Com a inauguração do sobrado, que acontece hoje (31), o casarão ganha, então, mais uma forma de uso. Foram, aliás, muitas as utilizações desde a sua construção, sem data precisa, mas que está no intervalo entre 1845 e 1854. O casarão chama a atenção de quem passa pela rua por seus ares de majestade e a fascinação aumenta quando descobrimos que, depois de abrigar um homem considerado distinto, ser o sobrado local de trabalho para as prostitutas do início do século XX.

Segundo o historiador diretor do Museu do Ceará Régis Lopes, a casa abrigou o primeiro morador por cerca de duas ou três décadas, para depois ter uma série de outras funcionalidades. “Já foi o tal do Tribunal de Apelação e se forem feitas outras pesquisas vão descobrir outros usos. Uma casa de recurso, o cabaré, existiu lá por pelo menos 20 anos”. Nessa perspectiva, para ele, não existe um sobrado, mais sim “vários sobrados” cuja relação com a cidade vai depender do modo de ocupação. “Descobrimos várias camadas de tinta, que são também camadas de memória. Cada uma representa um momento da casa”. Entre as pinceladas que a casa recebeu, uma merece destaque: a pintura de uma mulher na parede, em poses sensuais para a época e, embora não revele nenhum primor artístico, mostra uma face da casa, do período em que a casa funcionava como um prostíbulo.

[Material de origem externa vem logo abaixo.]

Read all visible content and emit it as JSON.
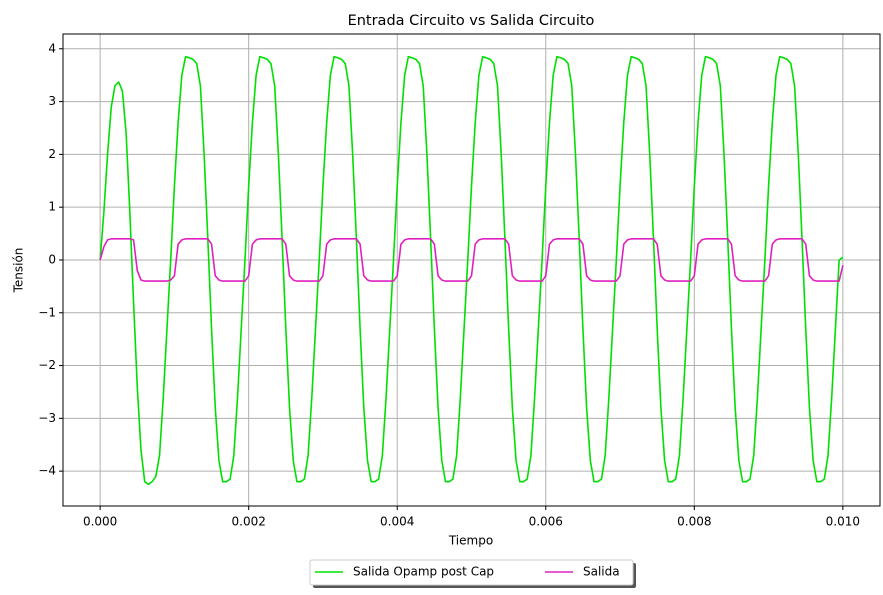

O sobrado era símbolo de ostentação da elite de uma Fortaleza que começava a dar seus primeiros passos na exportação do algodão. A fachada principal é coroada com um frontão triangular, com três pilares que sustentavam figuras clássicas em mármore. As paredes exteriores eram amarelas decoradas com azulejos azuis, vindos de Portugal. As cores originais foram as preservadas na restauração. Internamente, um duto dava conta de trazer a luz a gás para a casa, um bem considerado luxo até para as famílias mais abastadas.

O historiador Antônio Luiz Macedo e Silva Filho diz que são três os fatores para que existe um maior número de moradias de elite no alvo das preocupações do poder público. O primeiro é o material empregado na construção dessas edificações, que são mais resistentes à ação corrosiva do tempo. Em segundo lugar, diz respeito à preservação da memória pelo próprio grupo familiar e, por último, da ação ideológica, já que as moradias da população pobre costumam ser mais suscetíveis à intervenção da legislação urbana, que costuma a partir de um determinado período proibir prédio que são feitos a partir de materiais mais degradáveis. Cristina Holanda acredita que a partir do sobrado é possível fazer uma leitura da cidade de Fortaleza, partindo desse símbolo de elite. O casarão representa a ostentação e, a partir dele e de documentos que retratam a rua, o Centro e toda a cidade, é possível fazer um comparativo.


SERVIÇO

O sobrado do Dr. José Lourenço, de Gimar de Carvalho (org.) Fortaleza, 2007, Expressão Gráfica e Editora Ltda. 120 páginas. Preço: R$ 10,00.